智讓禪師沉思一會兒,點頭似有領悟,合十恭聲又道:“師父!闊別十多年的中土,真不知何時出現了這號恐怖人物?何以中原魔焰猖狂,武林危矣!”
安世高大師白眉一顫,悲憫眾生表情顯於臉上道:“這名蒙面人的體態及刀法好像一位故人,但在掌功玄奧神鬼莫測又不像其人?也真令為師不解;他本是正氣凜然急公好義之輩,怎會做出如此人神共憤的行為?可能是為師誤判了吧!”
智讓禪師神色一呆!脫口問道:“師父!您說的正氣凜然之人,又怎會如此嗜殺殘酷?
蒙面人到底是誰?用毒的功夫不錯,該是邪惡之輩吧!”
安世高大師不疾不躁道:“如果師父沒有看錯的話,蒙面人故意隱去刀法改用掌功;但是從其刀勢凌厲霸道,卻露少許破綻,應該是故友‘神魔刀’衛九敵的‘風雷絕刀’兩式;然而掌功異常詭譎厲害,便不曾見過,所以說,有可能是為師看錯了。”
智禪師差點命喪在蒙面人掌功之下,不便置評,卻認為不會是“神魔刀”衛九敵所為,轉了話題道:“師父!蒙面人用的是什麼劇毒,居然如此可怕!”
安世高大師搖頭道:“師父常駐江南,對西域武林十分陌生,並不知道蒙面人施展什麼毒霧,能瞬間瀰漫凝而不化,可見很有來頭,不難查出。
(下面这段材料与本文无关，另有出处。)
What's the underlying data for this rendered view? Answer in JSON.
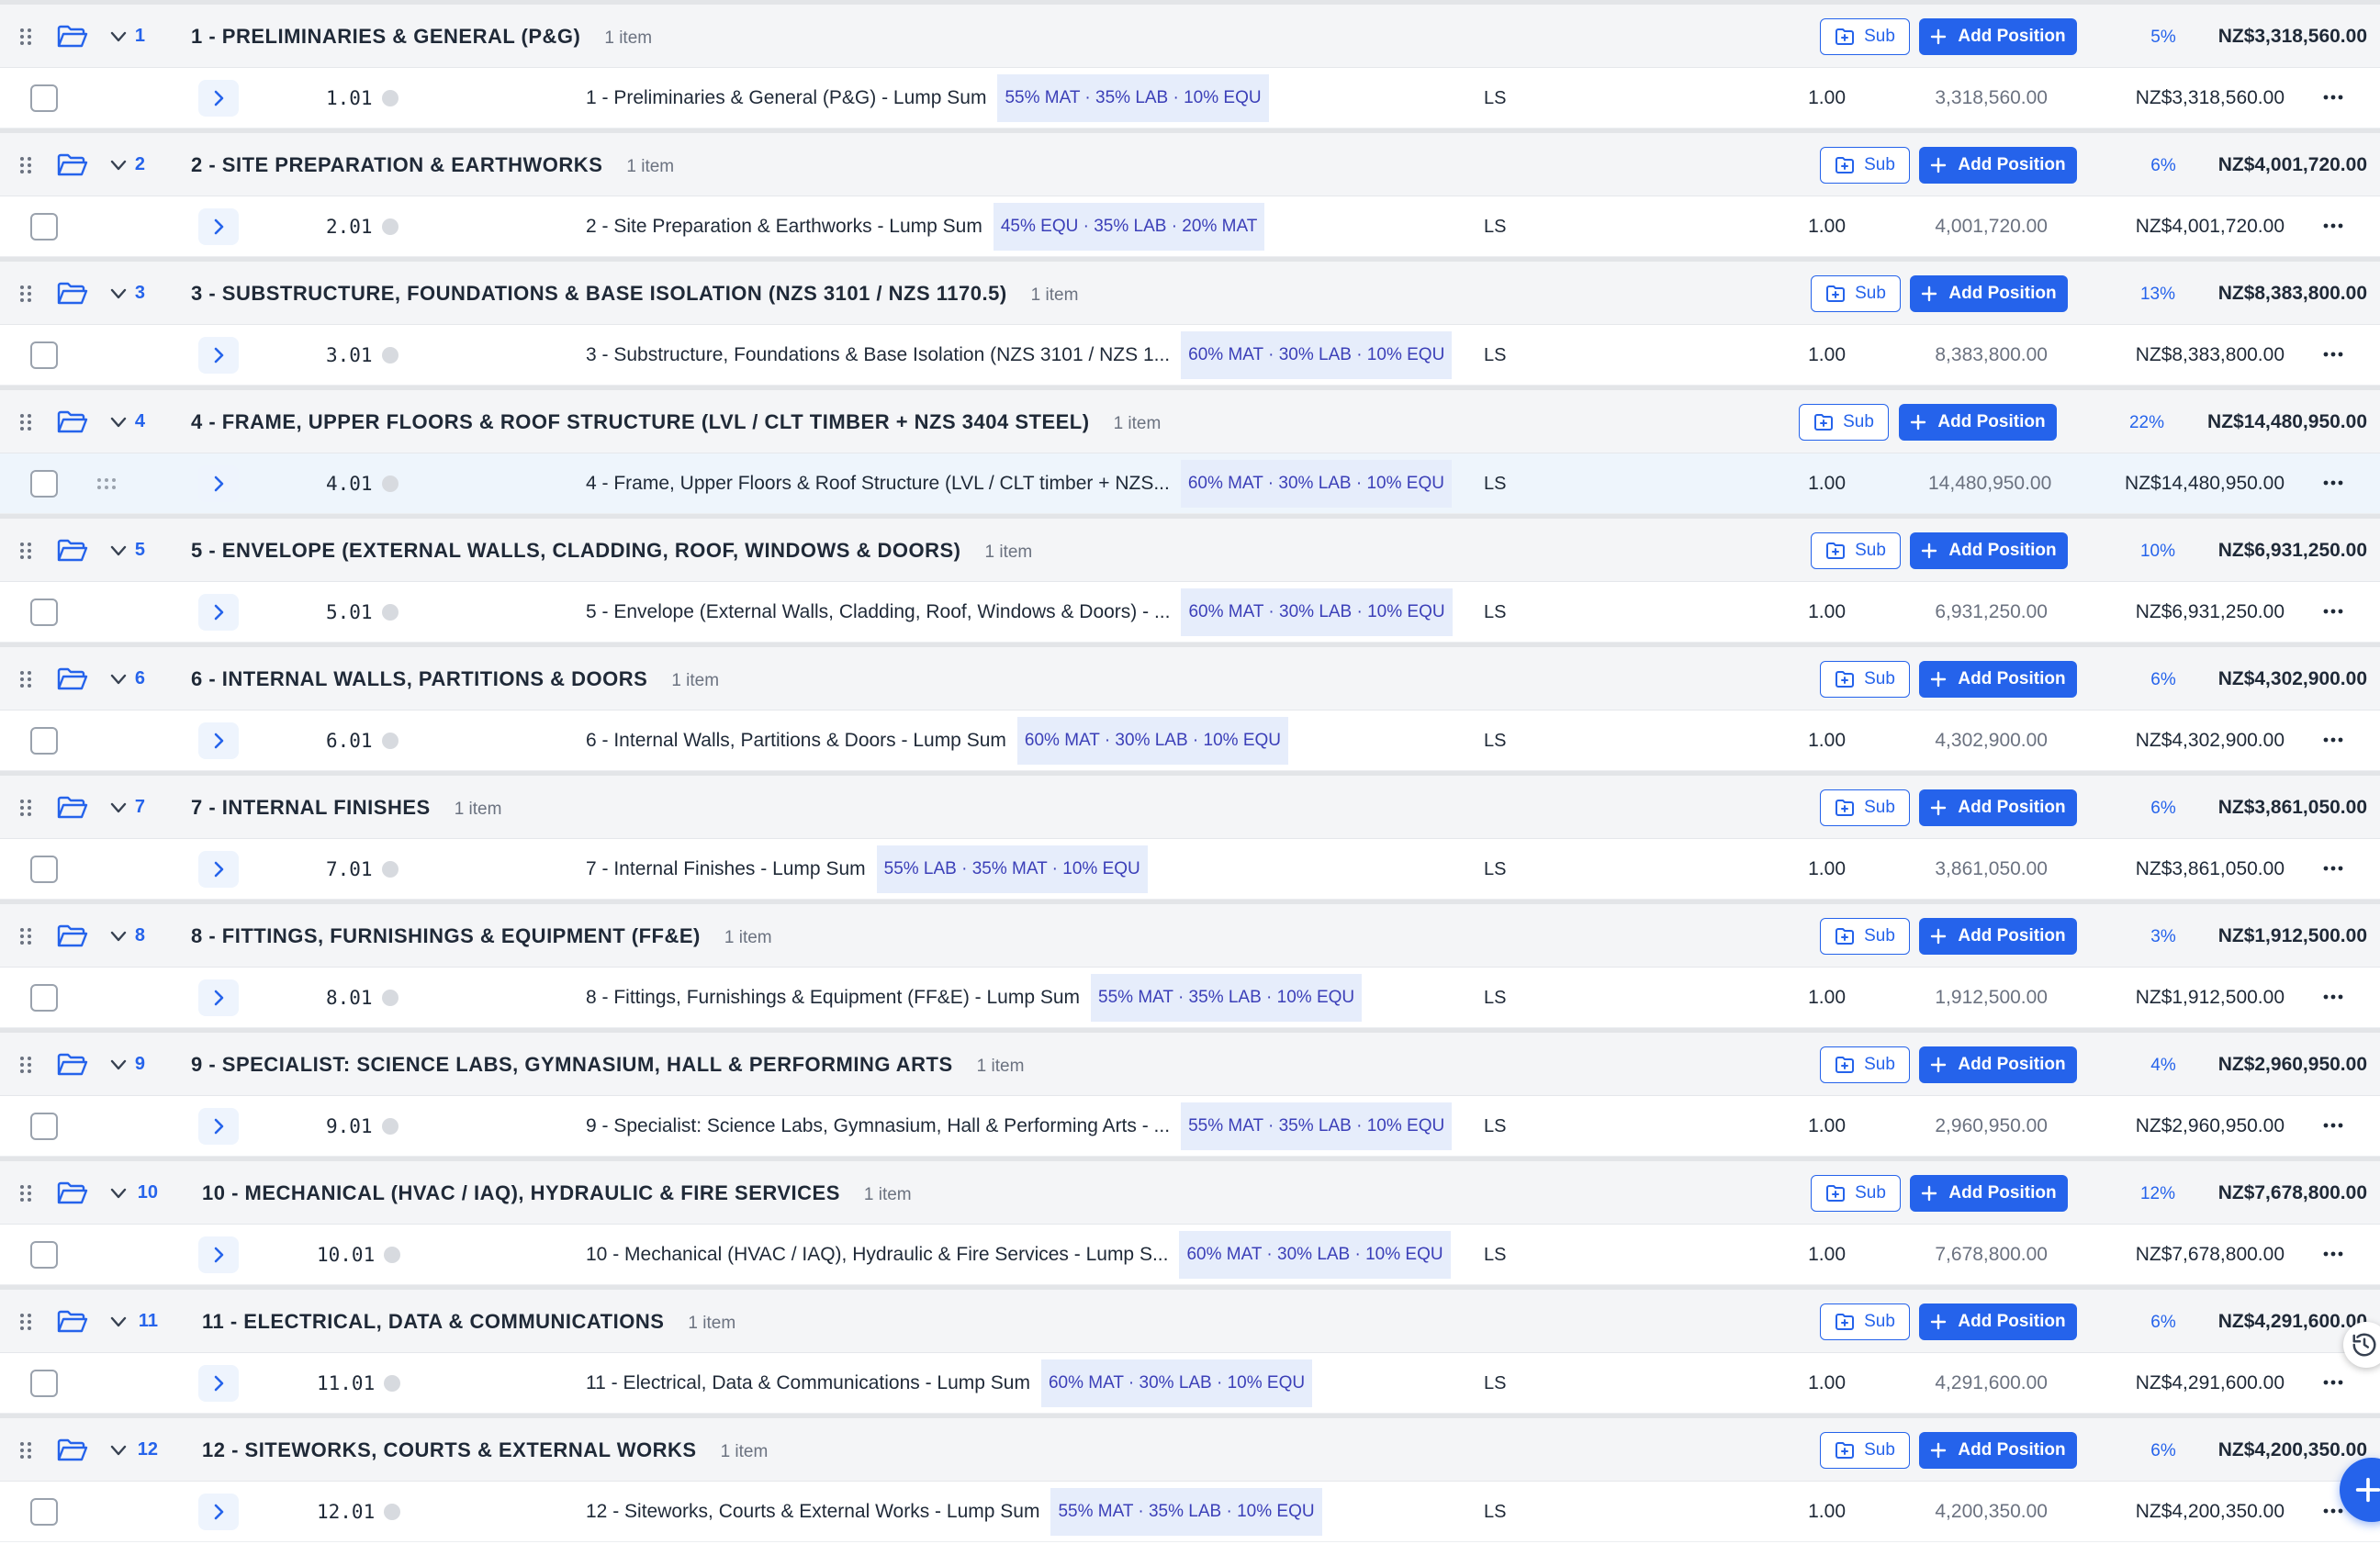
{
  "labels": {
    "sub": "Sub",
    "add_position": "Add Position"
  },
  "icons": {
    "drag": "drag-handle-icon",
    "folder": "folder-open-icon",
    "collapse": "chevron-down-icon",
    "expand": "chevron-right-icon",
    "grip": "grip-dots-icon",
    "more": "more-horizontal-icon",
    "sub": "add-subfolder-icon",
    "add": "plus-icon",
    "history": "history-icon",
    "fab": "plus-icon"
  },
  "colors": {
    "accent": "#2563eb",
    "badge_bg": "#e6edfb",
    "badge_text": "#3b3fb8",
    "highlight_row": "#eef5fc"
  },
  "groups": [
    {
      "num": "1",
      "title": "1 - PRELIMINARIES & GENERAL (P&G)",
      "count": "1 item",
      "pct": "5%",
      "total": "NZ$3,318,560.00",
      "position": {
        "code": "1.01",
        "description": "1 - Preliminaries & General (P&G) - Lump Sum",
        "badge": "55% MAT · 35% LAB · 10% EQU",
        "unit": "LS",
        "qty": "1.00",
        "rate": "3,318,560.00",
        "amount": "NZ$3,318,560.00"
      }
    },
    {
      "num": "2",
      "title": "2 - SITE PREPARATION & EARTHWORKS",
      "count": "1 item",
      "pct": "6%",
      "total": "NZ$4,001,720.00",
      "position": {
        "code": "2.01",
        "description": "2 - Site Preparation & Earthworks - Lump Sum",
        "badge": "45% EQU · 35% LAB · 20% MAT",
        "unit": "LS",
        "qty": "1.00",
        "rate": "4,001,720.00",
        "amount": "NZ$4,001,720.00"
      }
    },
    {
      "num": "3",
      "title": "3 - SUBSTRUCTURE, FOUNDATIONS & BASE ISOLATION (NZS 3101 / NZS 1170.5)",
      "count": "1 item",
      "pct": "13%",
      "total": "NZ$8,383,800.00",
      "position": {
        "code": "3.01",
        "description": "3 - Substructure, Foundations & Base Isolation (NZS 3101 / NZS 1...",
        "badge": "60% MAT · 30% LAB · 10% EQU",
        "unit": "LS",
        "qty": "1.00",
        "rate": "8,383,800.00",
        "amount": "NZ$8,383,800.00"
      }
    },
    {
      "num": "4",
      "title": "4 - FRAME, UPPER FLOORS & ROOF STRUCTURE (LVL / CLT TIMBER + NZS 3404 STEEL)",
      "count": "1 item",
      "pct": "22%",
      "total": "NZ$14,480,950.00",
      "position": {
        "code": "4.01",
        "description": "4 - Frame, Upper Floors & Roof Structure (LVL / CLT timber + NZS...",
        "badge": "60% MAT · 30% LAB · 10% EQU",
        "unit": "LS",
        "qty": "1.00",
        "rate": "14,480,950.00",
        "amount": "NZ$14,480,950.00"
      }
    },
    {
      "num": "5",
      "title": "5 - ENVELOPE (EXTERNAL WALLS, CLADDING, ROOF, WINDOWS & DOORS)",
      "count": "1 item",
      "pct": "10%",
      "total": "NZ$6,931,250.00",
      "position": {
        "code": "5.01",
        "description": "5 - Envelope (External Walls, Cladding, Roof, Windows & Doors) - ...",
        "badge": "60% MAT · 30% LAB · 10% EQU",
        "unit": "LS",
        "qty": "1.00",
        "rate": "6,931,250.00",
        "amount": "NZ$6,931,250.00"
      }
    },
    {
      "num": "6",
      "title": "6 - INTERNAL WALLS, PARTITIONS & DOORS",
      "count": "1 item",
      "pct": "6%",
      "total": "NZ$4,302,900.00",
      "position": {
        "code": "6.01",
        "description": "6 - Internal Walls, Partitions & Doors - Lump Sum",
        "badge": "60% MAT · 30% LAB · 10% EQU",
        "unit": "LS",
        "qty": "1.00",
        "rate": "4,302,900.00",
        "amount": "NZ$4,302,900.00"
      }
    },
    {
      "num": "7",
      "title": "7 - INTERNAL FINISHES",
      "count": "1 item",
      "pct": "6%",
      "total": "NZ$3,861,050.00",
      "position": {
        "code": "7.01",
        "description": "7 - Internal Finishes - Lump Sum",
        "badge": "55% LAB · 35% MAT · 10% EQU",
        "unit": "LS",
        "qty": "1.00",
        "rate": "3,861,050.00",
        "amount": "NZ$3,861,050.00"
      }
    },
    {
      "num": "8",
      "title": "8 - FITTINGS, FURNISHINGS & EQUIPMENT (FF&E)",
      "count": "1 item",
      "pct": "3%",
      "total": "NZ$1,912,500.00",
      "position": {
        "code": "8.01",
        "description": "8 - Fittings, Furnishings & Equipment (FF&E) - Lump Sum",
        "badge": "55% MAT · 35% LAB · 10% EQU",
        "unit": "LS",
        "qty": "1.00",
        "rate": "1,912,500.00",
        "amount": "NZ$1,912,500.00"
      }
    },
    {
      "num": "9",
      "title": "9 - SPECIALIST: SCIENCE LABS, GYMNASIUM, HALL & PERFORMING ARTS",
      "count": "1 item",
      "pct": "4%",
      "total": "NZ$2,960,950.00",
      "position": {
        "code": "9.01",
        "description": "9 - Specialist: Science Labs, Gymnasium, Hall & Performing Arts - ...",
        "badge": "55% MAT · 35% LAB · 10% EQU",
        "unit": "LS",
        "qty": "1.00",
        "rate": "2,960,950.00",
        "amount": "NZ$2,960,950.00"
      }
    },
    {
      "num": "10",
      "title": "10 - MECHANICAL (HVAC / IAQ), HYDRAULIC & FIRE SERVICES",
      "count": "1 item",
      "pct": "12%",
      "total": "NZ$7,678,800.00",
      "position": {
        "code": "10.01",
        "description": "10 - Mechanical (HVAC / IAQ), Hydraulic & Fire Services - Lump S...",
        "badge": "60% MAT · 30% LAB · 10% EQU",
        "unit": "LS",
        "qty": "1.00",
        "rate": "7,678,800.00",
        "amount": "NZ$7,678,800.00"
      }
    },
    {
      "num": "11",
      "title": "11 - ELECTRICAL, DATA & COMMUNICATIONS",
      "count": "1 item",
      "pct": "6%",
      "total": "NZ$4,291,600.00",
      "position": {
        "code": "11.01",
        "description": "11 - Electrical, Data & Communications - Lump Sum",
        "badge": "60% MAT · 30% LAB · 10% EQU",
        "unit": "LS",
        "qty": "1.00",
        "rate": "4,291,600.00",
        "amount": "NZ$4,291,600.00"
      }
    },
    {
      "num": "12",
      "title": "12 - SITEWORKS, COURTS & EXTERNAL WORKS",
      "count": "1 item",
      "pct": "6%",
      "total": "NZ$4,200,350.00",
      "position": {
        "code": "12.01",
        "description": "12 - Siteworks, Courts & External Works - Lump Sum",
        "badge": "55% MAT · 35% LAB · 10% EQU",
        "unit": "LS",
        "qty": "1.00",
        "rate": "4,200,350.00",
        "amount": "NZ$4,200,350.00"
      }
    }
  ]
}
”
智讓禪師合十恭聲道:“毒霧是幫兇!這名蒙面人很有可能就是製毒者,確實不難調查。”
漫天夜空星辰閃熾,忽爾傳來一陣深長細膩的雕鳴悅耳,不瞬間,飛沙走石刮揚,伸手不見五指。
安世高大師凝然不為所動,合十向天空揚聲道:“邱檀越老前輩,一路騎大雕跟隨而來!未免太過驚世駭俗了吧!”
飛沙走石傾刻即散,出現一頭體長約七尺龐然大雕,通體純黑的羽毛髮亮,耳羽卻雪白若蔥十分耀眼。
雕眼灼然在黑夜中如兩盞螢火燈籠明亮,儼挺若百禽之王雄姿;真是所謂:蛟龍得雲雨,雕號在秋天美譽。
一位滿頭蓬髮,加上銀亮的雜亂鬍鬚,幾乎遮滿臉孔,根本不見五官的老道人,從鵬背一掠而下,輕若棉絮表顯輕功絕臻非泛泛之輩。
此老道就是性喜遊戲風塵,武林宿老的“顛道人”邱開;也是華山劍派碩果僅存的長老,更是張心寶的親暱“顛爺爺”。